Я опустилась перед ней на колени.
— Что случилось?
Элис покачала головой, по её покрасневшим щекам ручьями текли слёзы.
— Элис, — твёрдо сказала я. — Что произошло?
Она медленно отняла руки от груди, показывая своего розового плюшевого обезьяну — теперь в трёх частях. В одной руке она держала тело, в другой — две отрезанные лапки. Чистые срезы на мягком мехе не оставляли сомнений — тут явно поработали ножницы.
— Бен! — разрыдалась Элис так, словно он похитил её первенца. — Это сделал он!
Ну, я пришла к такому же выводу. Но невиновен, пока не доказано обратное.
— Мы не знаем этого наверняка, пока не спросим, — мягко сказала я.
— Я это сделал, — раздался голос за моей спиной.
Я обернулась. В дверях стоял Бен, скрестив руки на груди и насупив губы.
Ах ты ж, маленький...
— Серьёзно?

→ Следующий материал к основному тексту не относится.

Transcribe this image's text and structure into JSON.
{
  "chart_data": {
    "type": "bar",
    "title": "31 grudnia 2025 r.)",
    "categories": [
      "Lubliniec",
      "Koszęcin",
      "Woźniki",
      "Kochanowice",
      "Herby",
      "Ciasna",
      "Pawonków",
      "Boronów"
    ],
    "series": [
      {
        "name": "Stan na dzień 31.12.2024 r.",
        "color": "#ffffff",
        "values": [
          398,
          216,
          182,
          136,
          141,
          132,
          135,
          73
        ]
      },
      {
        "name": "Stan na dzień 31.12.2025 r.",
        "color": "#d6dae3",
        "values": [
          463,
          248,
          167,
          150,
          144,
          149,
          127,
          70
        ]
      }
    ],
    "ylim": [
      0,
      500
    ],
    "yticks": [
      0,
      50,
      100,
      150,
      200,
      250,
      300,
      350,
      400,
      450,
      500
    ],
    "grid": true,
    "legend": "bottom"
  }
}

Зачем, Бен?
— Она испортила моего Чубакку.
— Согласна, но она не хотела этого. — Я выдохнула, стараясь не закипеть. — Она не знала, что он расплавится.
Но Бен стоял непреклонно, с каменным выражением лица.
Элис завыла ещё громче.
Ну всё, теперь точно никто не уснёт.
Элис закричала на брата, и он тут же ринулся в ответную атаку. Напряжение в комнате накалилось так, что у меня начали чесаться руки. Отлично. Ещё и крапивница вылезет.
— Так, все, хватит! — рявкнула я, разводя руки в стороны, словно арбитр на ринге. — Вы оба облажались. Вы оба поступили плохо. И вы оба должны извиниться.
— Но обезьянка мертва! — завопила Элис. — Она больше никогда не оживёт!
И тут меня осенило.
— Ещё как оживёт. Я умею шить.
— В отличие от Чубакки, которого мне пришлось похоронить во дворе!
Что? Когда?
— Где?
— Не скажу, — буркнул он, сверля сестру взглядом.
О господи. Эмоции зашкаливали, время давно перевалило за «должны были быть в кровати», и Элис не успокоится, пока её обезьянка не будет цела.
— Так, оба надевайте обувь. Мы едем.
— Куда? — подозрительно спросил Бен.
— В больницу для обезьян. Но не раньше, чем вы оба извинитесь.
Кажется, я их заинтриговала. Пока я искала телефон, который выронила в порыве паники, услышала, как они нехотя, сквозь зубы, пробормотали друг другу извинения.
Картер за это время пытался дозвониться уже шесть раз, но первым делом я набрала Джиджи.
— Привет, солнышко, — ответила она.
— У нас тут война между братом и сестрой, Бен отрезал Пичес руки. У тебя случайно нет розовых ниток и иголки? Я оставила свою швейную коробку в Нью-Йорке.
— Конечно, приезжайте. Может, розовых и нет, но белые точно есть.
— Отлично. Подойдёт. Будем через минуту.
Я повесила трубку и тут же набрала Картера, чтобы сообщить ему, что происходит. После такого крика он, наверное, сошёл с ума от беспокойства.
Только телефон зазвонил, как его кто-то поднял.
— Алло?
Я посмотрела на экран. Имя Картера. Я снова поднесла телефон к уху, и женский голос повторил:
— Алло?
Окей. Значит, это происходит на самом деле.
— Картер рядом? — спросила я.
— Он занят.
Тишина. Если он занят, зачем она тогда взяла трубку? Это, должно быть, его новая девушка. И вдруг мне показалось до нелепого абсурдным, что я забыла свою швейную коробку, а она, наверное, прямо сейчас могла бы достать свою из шкафа и заштопать пару брюк.
— Вам что-то нужно? — спросила она. Голос у неё был выше моего, мягкий, приятный.
— Мне просто нужно поговорить с Картером. Я перезвоню позже.
— Я могу передать сообщение, — предложила она.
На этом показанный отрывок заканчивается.